A uniquely shaped lightweight tent using Nemo’s top shelf materials.
Nemo wanted to cut material without sacrificing too much shoulder room so they shaped the Obi like a water droplet to create more head room at one end and then tapering down to the other. The result is extra elbowroom where you need it. and none where you don’t. In the tent, that translates to equivalent livable space. At 62 inches across it’s snug, but doable for three men. Two vestibules add extra livability.

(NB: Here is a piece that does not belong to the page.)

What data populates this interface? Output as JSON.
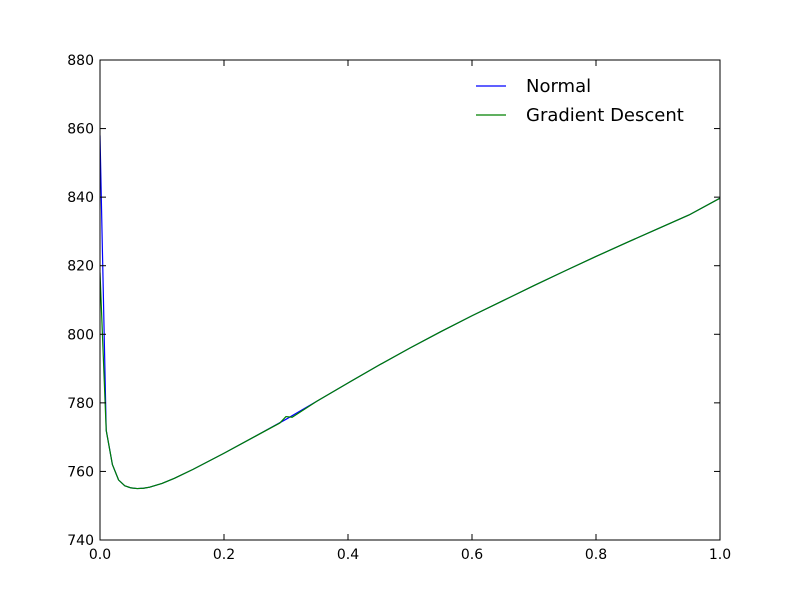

The middleman does need to step over one of his tent mates to get out, but it’s a small price to pay for this kind of weight.
The second lightest weight tent in the test, with shoulder room and packability equal to the other lightweight options we tested.

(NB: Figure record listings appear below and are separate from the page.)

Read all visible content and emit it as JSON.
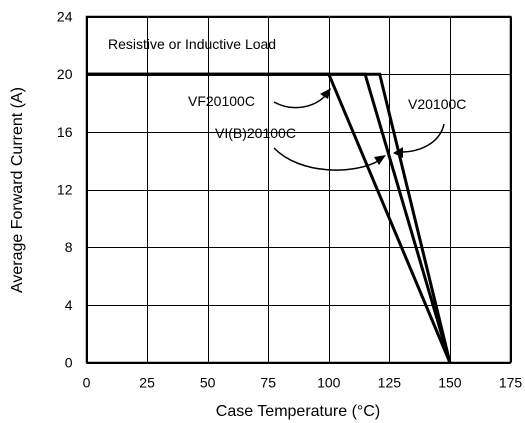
{
  "chart_data": {
    "type": "line",
    "title": "",
    "xlabel": "Case Temperature (°C)",
    "ylabel": "Average Forward Current (A)",
    "xlim": [
      0,
      175
    ],
    "ylim": [
      0,
      24
    ],
    "xticks": [
      0,
      25,
      50,
      75,
      100,
      125,
      150,
      175
    ],
    "yticks": [
      0,
      4,
      8,
      12,
      16,
      20,
      24
    ],
    "grid": true,
    "annotation": "Resistive or Inductive Load",
    "series": [
      {
        "name": "VF20100C",
        "x": [
          0,
          100,
          150
        ],
        "y": [
          20,
          20,
          0
        ]
      },
      {
        "name": "VI(B)20100C",
        "x": [
          0,
          115,
          150
        ],
        "y": [
          20,
          20,
          0
        ]
      },
      {
        "name": "V20100C",
        "x": [
          0,
          121,
          150
        ],
        "y": [
          20,
          20,
          0
        ]
      }
    ],
    "colors": {
      "line": "#000000",
      "grid": "#000000",
      "background": "#ffffff"
    }
  }
}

While the double hub pole set up is simple and fast to set up, the Jake’s Foot attachment points weren’t. These are little bindings the pole ends fit and the vestibule attaches to. They are light and compact, but we found they regularly filled up with sand and dirt making set up tricky and would sometimes spontaneously pop out on set up and take down. The fly is a little tight, making it tough to get on.
For storm protection, we look for a fly that extends to the ground. The Obi’s has a cut out at the head-end of the tent to help with ventilation, but we think this could be in issue in really nasty weather, allowing sideways blows to mist the interior of the tent. You’ll want to keep the wind direction in mind when setting up the tent. Despite the overall use of lightweight materials—10 denier nylon for fly and 20 denier for the floor—Nemo assures us durability won’t be an issue because of the material’s extra high tensile strength. Indeed, after heavy use through a late summer and fall sea kayak guiding on Vancouver Island’s we(s)t coast it didn’t show a scratch. A bathtub floor and high doors ensures no leaking from below.

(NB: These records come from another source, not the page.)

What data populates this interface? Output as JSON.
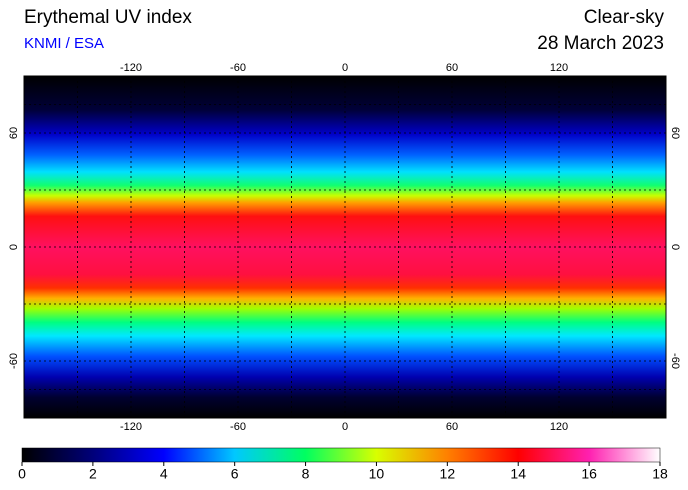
{
  "header": {
    "title": "Erythemal UV index",
    "source": "KNMI / ESA",
    "condition": "Clear-sky",
    "date": "28 March 2023"
  },
  "map": {
    "xlim": [
      -180,
      180
    ],
    "ylim": [
      -90,
      90
    ],
    "xticks": [
      -120,
      -60,
      0,
      60,
      120
    ],
    "yticks": [
      -60,
      0,
      60
    ]
  },
  "colorbar": {
    "lim": [
      0,
      18
    ],
    "ticks": [
      0,
      2,
      4,
      6,
      8,
      10,
      12,
      14,
      16,
      18
    ],
    "colors": [
      "#000000",
      "#00007a",
      "#0000ff",
      "#00c8ff",
      "#00ff60",
      "#d8ff00",
      "#ff8000",
      "#ff0000",
      "#ff20b0",
      "#ffffff"
    ]
  }
}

Despite trimming every bit of fat, Nemo still left some nice conveniences behind, like a light diffusing pocket in the roof that turns a headlamp’s concentrated rays into a roomful of light; attachment points for drying line or gear loft; big vents to reduce condensation issues. The tent doors are high off the ground and small—great for waterproofness but not for ease of entry.
Because we’d be nervous to use this in nasty weather and the interior room is narrow, we have to knock a few points in value. That said, for two people, who mostly camp in dry places this would represent excellent value.